Increase font size  Decrease font size Date:2013-03-25   Views:779
Falling natural gas liquids production in the US Midwest and Rockies has resulted in a return of the regional frac spread to positive territory and a drop-off in ethane rejection since mid-January, a Platts analysis shows.

Platts historical prices show the frac spread -- the difference between the price of ethane-propane mix at the benchmark Conway, Kansas, hub and Rockies spot gas price, without taking into account transportation and fees -- turned overwhelmingly negative in April 2012.

This coincided with record-high production of NGL in PADD II, the US Midcontinent, of around 511,111 b/d of raw NGL mix. At the end of March, raw mix in PADD IV, the Rocky Mountain region, hit a high of about 425,000 b/d, according to data from Platts unit Bentek Energy.

Since mid-January, however, the price of E/P mix has rebounded from its historic low of 2.35 cents/gallon (roughly 35 cents/MMBtu), to about 24.25 cents/gallon Tuesday ($3.65/MMBtu), according to Platts data. Meanwhile, Colorado Interstate Gas averaged $3.54/MMBtu Tuesday, putting the frac spread around 10.7 cents/MMBtu.

The frac spread hit a low of minus $2.30/MMBtu on July 5, when E/P mix was assessed at 2.35 cents/gallon (about 35 cents/MMBtu) and CIG averaged at $2.595/MMBtu.

One of the reasons cited for the frac spread recovery is falling NGL production in both regions.
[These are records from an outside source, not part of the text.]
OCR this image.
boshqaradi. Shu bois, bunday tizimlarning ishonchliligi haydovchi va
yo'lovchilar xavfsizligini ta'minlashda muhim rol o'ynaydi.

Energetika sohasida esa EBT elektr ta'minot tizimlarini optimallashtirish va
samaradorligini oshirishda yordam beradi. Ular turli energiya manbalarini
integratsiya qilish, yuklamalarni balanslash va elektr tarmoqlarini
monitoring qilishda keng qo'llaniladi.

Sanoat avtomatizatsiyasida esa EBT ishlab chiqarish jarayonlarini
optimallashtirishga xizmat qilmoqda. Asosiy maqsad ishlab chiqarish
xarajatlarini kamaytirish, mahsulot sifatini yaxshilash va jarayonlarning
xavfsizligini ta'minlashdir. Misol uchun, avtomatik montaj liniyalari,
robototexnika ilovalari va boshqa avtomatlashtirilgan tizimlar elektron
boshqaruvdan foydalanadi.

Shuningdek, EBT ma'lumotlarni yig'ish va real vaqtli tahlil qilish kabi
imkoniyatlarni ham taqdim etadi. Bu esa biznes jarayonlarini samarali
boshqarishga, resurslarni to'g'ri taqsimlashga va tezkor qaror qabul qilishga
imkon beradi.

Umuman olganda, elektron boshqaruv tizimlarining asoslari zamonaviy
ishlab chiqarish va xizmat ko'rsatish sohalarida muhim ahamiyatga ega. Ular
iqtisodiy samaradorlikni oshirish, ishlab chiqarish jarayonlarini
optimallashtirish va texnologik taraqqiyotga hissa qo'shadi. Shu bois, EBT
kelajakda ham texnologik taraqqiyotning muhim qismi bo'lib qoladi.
PADDs II and IV raw mix began dropping noticeably beginning last August as a result of the negative frac spread and depressed Conway prices. PADD II raw mix stood at at 441,000 b/d, while PADD IV was at 311,111 b/d as of Tuesday, according to Bentek data, a decrease of 13.7% and 26.8%, respectively.

As a result of the price recovery and the flip of the frac spread, ethane rejection in both regions eased considerably. Rejection involves leaving ethane in the natural gas stream instead of removing and fractionating it. Ethane rejection in PADD II went from 1,000 b/d on January 1, 2012, to 93,000 b/d in early December, Bentek data showed. That figure is now down to 69,000 b/d as of Tuesday. Similarly, ethane rejection in PADD IV went from 5,000 b/d January 1, 2012, to 66,000 b/d in mid-December. That number stood at 55,000 b/d Tuesday.

"Producers started exercising some discipline, followed the price signals and reined in production," a banker's analyst said.

NGL traders had other opinions. One noted there was increased ethane and E/P mix consumption from eastern Canada as Nova Chemicals had recently lightened its feedstock slate at its massive Sarnia, Ontario, complex to consume these products.

That demand uptick in Conway NGL, however, is not expected to last. Markwest Energy Partners' Mariner West project, a 65,000 b/d ethane pipeline, is expected to go into service in the third quarter of this year, bringing Marcellus Shale ethane to Sarnia. Nova is one of the shippers on Mariner West.

Another trader said the E/P mix price recovery was merely a move on the part of one major player to bid up the market. "There generally has been one bidder who has paid about 2 to 3 cents/gallon above the rest of barrels that have moved, which has moved the daily average up," the trader said. "They are playing some sort of spread."